La quatrième de couverture présente le contexte de l’histoire avec les mots suivants : « Ekhö est un monde miroir de la Terre. On y retrouve nos villes, nos pays, mais légèrement différents : l’électricité n’existe pas, les dragons remplacent les avions de ligne, les wagons du métro sont sur le dos d’étrange mille pattes… Mais les plus étonnants sont les Preshauns qui, sous leurs airs de peluches formalistes, semblent tenir les rênes de ce monde… Fourmille Gratule et Yuri Podrov se sont retrouvés projetés sur Ekhö et doivent y trouver leur place. D’autant que Fourmille se retrouve régulièrement habitée par des personnalités de morts récents… »
La lecture des deux tomes précédents m’a confirmé que « Ekhö » est une série à épisode. Chaque album peut se lire indépendamment et suit une route commune. Fourmille et Yuri sont amenés à découvrir une nouvelle ville miroir lors de chaque nouvelle aventure. Après New-York et Paris, c’est autour de Los Angeles et son célèbre Hollywood d’accueillir les pérégrinations des deux héros. Une fois sur place, un meurtre est commis, l’esprit de la victime pénètre la personnalité de Fourmille. S’ensuit l’enquête pour découvrir la vérité à propos de cette mort. La recette est classique mais possède quelques atouts potentiels si elle est habilement exécutée.
Le troisième acte s’intitule donc « Hollywood Boulevard » et offre sur sa couverture une Fourmille, alter ego de Marilyn Monroe dans sa robe blanche qui se soulève. Le concept scénaristique alimente un terreau humoristique intéressant. Ce croisement entre notre monde et une atmosphère de « fantasy » permet une caricature de notre quotidien. Cet album l’axe ici sur la thématique du cinéma et du star system. Je trouve que la mayonnaise prend moins que d’habitude. Les vannes sont prévisibles. De plus la différence entre le L.A. de Ekhö et le nôtre est vraiment trop faible pour réellement chatouiller les zygomatiques. A certains moments, j’ai oublié que je ne me trouvais pas sur Terre. Je trouve cela dommage car il s’agit du point de départ de la série. Il est mis ici sous l’éteignoir.
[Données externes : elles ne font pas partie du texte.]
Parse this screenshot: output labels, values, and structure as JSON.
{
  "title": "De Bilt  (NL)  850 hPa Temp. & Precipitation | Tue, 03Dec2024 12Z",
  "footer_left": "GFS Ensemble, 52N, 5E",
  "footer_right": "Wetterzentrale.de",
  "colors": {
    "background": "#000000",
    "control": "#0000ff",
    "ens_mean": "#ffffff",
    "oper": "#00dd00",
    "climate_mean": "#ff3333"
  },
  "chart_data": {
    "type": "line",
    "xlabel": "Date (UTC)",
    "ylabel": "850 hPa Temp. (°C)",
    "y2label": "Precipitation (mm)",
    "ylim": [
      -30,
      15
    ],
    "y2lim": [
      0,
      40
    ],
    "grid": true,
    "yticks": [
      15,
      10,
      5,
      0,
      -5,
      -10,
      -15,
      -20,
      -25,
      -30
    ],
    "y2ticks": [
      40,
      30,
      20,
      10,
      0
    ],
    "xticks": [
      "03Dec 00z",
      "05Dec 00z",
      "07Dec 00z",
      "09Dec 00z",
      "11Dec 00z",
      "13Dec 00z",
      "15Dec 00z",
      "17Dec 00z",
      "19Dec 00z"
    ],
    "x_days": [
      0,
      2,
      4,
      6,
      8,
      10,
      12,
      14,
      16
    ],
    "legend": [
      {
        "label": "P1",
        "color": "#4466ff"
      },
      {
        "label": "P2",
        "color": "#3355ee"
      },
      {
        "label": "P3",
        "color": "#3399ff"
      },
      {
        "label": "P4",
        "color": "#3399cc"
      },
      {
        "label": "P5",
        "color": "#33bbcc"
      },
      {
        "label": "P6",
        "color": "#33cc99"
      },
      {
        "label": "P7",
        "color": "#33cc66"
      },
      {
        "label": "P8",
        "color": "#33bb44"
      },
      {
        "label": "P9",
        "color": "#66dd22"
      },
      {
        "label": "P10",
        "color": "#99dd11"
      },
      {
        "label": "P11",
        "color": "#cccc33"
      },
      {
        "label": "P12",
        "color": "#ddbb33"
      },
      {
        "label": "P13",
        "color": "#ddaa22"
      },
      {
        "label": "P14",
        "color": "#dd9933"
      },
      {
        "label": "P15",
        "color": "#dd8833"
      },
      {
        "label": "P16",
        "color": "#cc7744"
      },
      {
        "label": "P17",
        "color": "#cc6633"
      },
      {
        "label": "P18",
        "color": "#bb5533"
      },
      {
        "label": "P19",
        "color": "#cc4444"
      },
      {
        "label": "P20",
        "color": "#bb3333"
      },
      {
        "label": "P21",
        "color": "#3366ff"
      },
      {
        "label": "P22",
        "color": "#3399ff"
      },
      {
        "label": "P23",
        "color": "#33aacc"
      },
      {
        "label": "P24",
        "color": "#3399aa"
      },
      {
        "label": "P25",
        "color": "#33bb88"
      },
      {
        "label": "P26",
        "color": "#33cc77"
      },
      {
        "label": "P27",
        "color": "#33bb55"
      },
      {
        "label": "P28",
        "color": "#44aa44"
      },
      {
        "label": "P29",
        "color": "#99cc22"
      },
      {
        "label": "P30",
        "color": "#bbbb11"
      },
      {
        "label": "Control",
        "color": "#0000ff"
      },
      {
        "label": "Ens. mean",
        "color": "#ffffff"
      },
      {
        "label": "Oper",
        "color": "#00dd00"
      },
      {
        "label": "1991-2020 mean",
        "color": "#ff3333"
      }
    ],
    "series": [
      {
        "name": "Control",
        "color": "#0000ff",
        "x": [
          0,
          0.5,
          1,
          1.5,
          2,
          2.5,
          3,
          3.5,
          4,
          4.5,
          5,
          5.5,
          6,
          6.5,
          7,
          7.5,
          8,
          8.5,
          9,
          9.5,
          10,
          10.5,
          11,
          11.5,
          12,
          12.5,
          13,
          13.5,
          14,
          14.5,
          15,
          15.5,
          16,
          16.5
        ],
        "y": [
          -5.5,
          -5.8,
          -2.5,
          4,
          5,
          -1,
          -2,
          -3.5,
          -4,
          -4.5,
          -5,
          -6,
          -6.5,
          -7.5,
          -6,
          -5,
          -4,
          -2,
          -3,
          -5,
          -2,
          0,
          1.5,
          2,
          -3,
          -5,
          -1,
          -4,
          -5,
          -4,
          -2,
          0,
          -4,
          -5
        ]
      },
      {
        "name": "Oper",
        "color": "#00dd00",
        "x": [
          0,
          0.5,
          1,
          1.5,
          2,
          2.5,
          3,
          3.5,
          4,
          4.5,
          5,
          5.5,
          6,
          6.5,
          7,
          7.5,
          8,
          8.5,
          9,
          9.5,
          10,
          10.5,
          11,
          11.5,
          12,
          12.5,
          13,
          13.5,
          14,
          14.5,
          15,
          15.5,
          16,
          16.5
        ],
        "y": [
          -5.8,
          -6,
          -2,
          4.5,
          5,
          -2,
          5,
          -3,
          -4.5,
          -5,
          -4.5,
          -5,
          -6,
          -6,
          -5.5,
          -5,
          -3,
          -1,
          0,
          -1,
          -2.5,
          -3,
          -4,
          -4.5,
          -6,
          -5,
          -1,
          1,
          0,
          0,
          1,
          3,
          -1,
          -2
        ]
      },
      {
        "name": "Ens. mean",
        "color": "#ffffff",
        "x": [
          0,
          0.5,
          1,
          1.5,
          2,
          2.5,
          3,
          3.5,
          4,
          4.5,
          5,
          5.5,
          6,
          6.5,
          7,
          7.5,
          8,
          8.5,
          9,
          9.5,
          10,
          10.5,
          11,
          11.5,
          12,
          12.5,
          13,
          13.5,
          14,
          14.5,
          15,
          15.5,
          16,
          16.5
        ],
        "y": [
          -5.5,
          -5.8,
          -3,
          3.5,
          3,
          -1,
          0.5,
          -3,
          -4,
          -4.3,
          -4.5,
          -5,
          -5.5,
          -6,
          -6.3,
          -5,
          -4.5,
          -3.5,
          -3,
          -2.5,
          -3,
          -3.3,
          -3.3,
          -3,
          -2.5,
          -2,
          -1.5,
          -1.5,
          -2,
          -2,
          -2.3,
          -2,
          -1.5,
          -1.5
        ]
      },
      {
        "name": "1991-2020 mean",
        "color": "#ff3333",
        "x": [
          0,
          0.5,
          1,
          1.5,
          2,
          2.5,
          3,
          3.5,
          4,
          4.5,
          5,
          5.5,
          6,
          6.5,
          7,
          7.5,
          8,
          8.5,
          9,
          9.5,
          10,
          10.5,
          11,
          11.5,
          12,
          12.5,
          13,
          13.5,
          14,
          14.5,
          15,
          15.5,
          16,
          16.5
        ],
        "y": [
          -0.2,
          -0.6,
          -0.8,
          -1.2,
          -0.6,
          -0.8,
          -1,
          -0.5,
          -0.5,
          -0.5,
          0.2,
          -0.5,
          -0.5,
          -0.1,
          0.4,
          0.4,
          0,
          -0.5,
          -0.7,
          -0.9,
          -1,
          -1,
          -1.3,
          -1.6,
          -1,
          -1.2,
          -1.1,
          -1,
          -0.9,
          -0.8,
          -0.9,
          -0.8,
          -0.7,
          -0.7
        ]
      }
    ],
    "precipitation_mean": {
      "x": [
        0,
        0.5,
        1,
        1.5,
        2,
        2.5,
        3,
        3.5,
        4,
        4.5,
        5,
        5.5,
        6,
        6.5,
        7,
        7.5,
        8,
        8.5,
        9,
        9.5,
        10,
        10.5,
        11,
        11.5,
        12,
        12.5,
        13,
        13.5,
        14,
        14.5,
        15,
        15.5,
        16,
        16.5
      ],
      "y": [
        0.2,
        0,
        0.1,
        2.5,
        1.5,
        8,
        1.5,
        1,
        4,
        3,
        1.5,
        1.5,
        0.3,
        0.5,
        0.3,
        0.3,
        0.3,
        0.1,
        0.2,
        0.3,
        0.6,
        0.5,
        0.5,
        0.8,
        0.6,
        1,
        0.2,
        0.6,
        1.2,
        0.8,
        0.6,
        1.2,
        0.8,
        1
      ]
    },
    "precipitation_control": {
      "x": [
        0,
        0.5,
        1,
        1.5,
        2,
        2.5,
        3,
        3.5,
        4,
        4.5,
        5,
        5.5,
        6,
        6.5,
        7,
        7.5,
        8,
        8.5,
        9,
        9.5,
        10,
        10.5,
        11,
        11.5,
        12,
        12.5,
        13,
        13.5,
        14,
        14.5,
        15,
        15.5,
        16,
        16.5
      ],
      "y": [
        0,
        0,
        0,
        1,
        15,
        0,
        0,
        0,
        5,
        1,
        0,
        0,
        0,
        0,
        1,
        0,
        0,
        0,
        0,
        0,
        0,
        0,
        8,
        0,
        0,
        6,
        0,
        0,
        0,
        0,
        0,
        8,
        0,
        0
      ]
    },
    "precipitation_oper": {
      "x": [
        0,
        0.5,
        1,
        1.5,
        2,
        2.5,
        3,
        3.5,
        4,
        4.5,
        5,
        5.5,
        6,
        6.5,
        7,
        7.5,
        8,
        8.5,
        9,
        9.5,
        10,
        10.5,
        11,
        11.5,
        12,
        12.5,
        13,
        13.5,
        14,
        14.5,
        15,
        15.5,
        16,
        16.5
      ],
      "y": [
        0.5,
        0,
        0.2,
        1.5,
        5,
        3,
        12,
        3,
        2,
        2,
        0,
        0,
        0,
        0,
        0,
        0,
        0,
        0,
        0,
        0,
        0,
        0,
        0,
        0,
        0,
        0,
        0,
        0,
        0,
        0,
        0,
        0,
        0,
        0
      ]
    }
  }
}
L’autre corde humoristique de la saga nous mène au « couple » Fourmille – Yuri. Ils ne se supportent pas mais n’ont pas le droit de s’éloigner l’un de l’autre. Leur équilibre est instable et donne lieu à des étincelles qui peuvent sourire. Là encore, les surprises sont moins présentes dans cette aventure. Les deux héros nous sont maintenant familiers. Il faut donc renouveler leur relation pour alimenter la flamme du lecteur à leur encontre. Hélas ce n’est pas le cas. Une certaine routine s’installer. Les sourires sont moins amples et moins fréquents.
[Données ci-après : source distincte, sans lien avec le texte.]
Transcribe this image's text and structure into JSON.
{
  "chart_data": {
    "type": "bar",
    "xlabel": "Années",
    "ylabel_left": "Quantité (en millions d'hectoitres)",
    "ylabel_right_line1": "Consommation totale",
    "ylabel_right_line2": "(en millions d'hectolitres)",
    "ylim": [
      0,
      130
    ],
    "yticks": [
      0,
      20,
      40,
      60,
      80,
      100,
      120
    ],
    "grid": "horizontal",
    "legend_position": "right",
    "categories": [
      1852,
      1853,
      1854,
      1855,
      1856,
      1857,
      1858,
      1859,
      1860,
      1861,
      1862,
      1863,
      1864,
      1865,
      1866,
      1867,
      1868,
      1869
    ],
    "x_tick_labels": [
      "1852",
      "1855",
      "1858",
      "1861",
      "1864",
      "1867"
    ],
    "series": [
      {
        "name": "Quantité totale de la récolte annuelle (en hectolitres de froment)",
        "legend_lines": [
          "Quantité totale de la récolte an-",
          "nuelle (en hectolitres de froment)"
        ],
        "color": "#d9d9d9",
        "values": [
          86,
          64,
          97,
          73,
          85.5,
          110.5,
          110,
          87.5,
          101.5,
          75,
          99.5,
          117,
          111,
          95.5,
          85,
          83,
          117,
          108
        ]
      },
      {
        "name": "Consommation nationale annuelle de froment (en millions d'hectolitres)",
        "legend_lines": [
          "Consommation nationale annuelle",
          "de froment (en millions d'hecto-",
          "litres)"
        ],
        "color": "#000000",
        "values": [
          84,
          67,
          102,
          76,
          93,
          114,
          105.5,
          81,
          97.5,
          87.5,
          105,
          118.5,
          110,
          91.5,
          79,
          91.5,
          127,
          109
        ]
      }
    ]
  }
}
Concernant l’intrigue en elle-même, là encore la réussite n’est pas pleinement au rendez-vous. J’ai eu du mal à me passionner au destin de l’actrice assassinée. La résolution se fait de manière un peu brouillonne. Je trouve qu’elle manque de structure. Je trouve dommage que le suspense n’arrive pas à s’installer pleinement. Le dénouement n’est pas un feu d’artifice. Il se contente de conclure une trame un petit peu plan-plan. J’ai regretté de lire cet ouvrage sans être très curieux de découvrir la page suivante. C’est dommage.
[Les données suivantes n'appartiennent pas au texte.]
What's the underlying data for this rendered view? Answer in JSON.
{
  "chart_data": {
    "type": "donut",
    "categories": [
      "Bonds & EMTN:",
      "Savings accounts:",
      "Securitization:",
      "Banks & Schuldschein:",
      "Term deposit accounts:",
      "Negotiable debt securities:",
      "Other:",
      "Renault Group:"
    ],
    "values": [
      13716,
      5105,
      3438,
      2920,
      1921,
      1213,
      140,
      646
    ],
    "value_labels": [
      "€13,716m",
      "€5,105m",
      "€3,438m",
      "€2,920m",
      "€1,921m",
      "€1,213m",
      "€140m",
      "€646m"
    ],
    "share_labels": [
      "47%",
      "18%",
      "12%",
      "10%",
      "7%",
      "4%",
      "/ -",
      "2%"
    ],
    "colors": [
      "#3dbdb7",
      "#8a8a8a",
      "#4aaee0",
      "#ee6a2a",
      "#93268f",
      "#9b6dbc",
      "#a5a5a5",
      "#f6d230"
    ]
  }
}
Pour conclure, « Hollywood Boulevard » est, à mes yeux, le moins bon cru de la série. Les dessins de Barbucci mettent toujours en valeur l’univers coloré et offrent des personnages expressifs à tout point de vue. Dommage que dans ce tome le scénario ne se mette pas à la hauteur et n’exploite pas mieux ce potentiel graphique…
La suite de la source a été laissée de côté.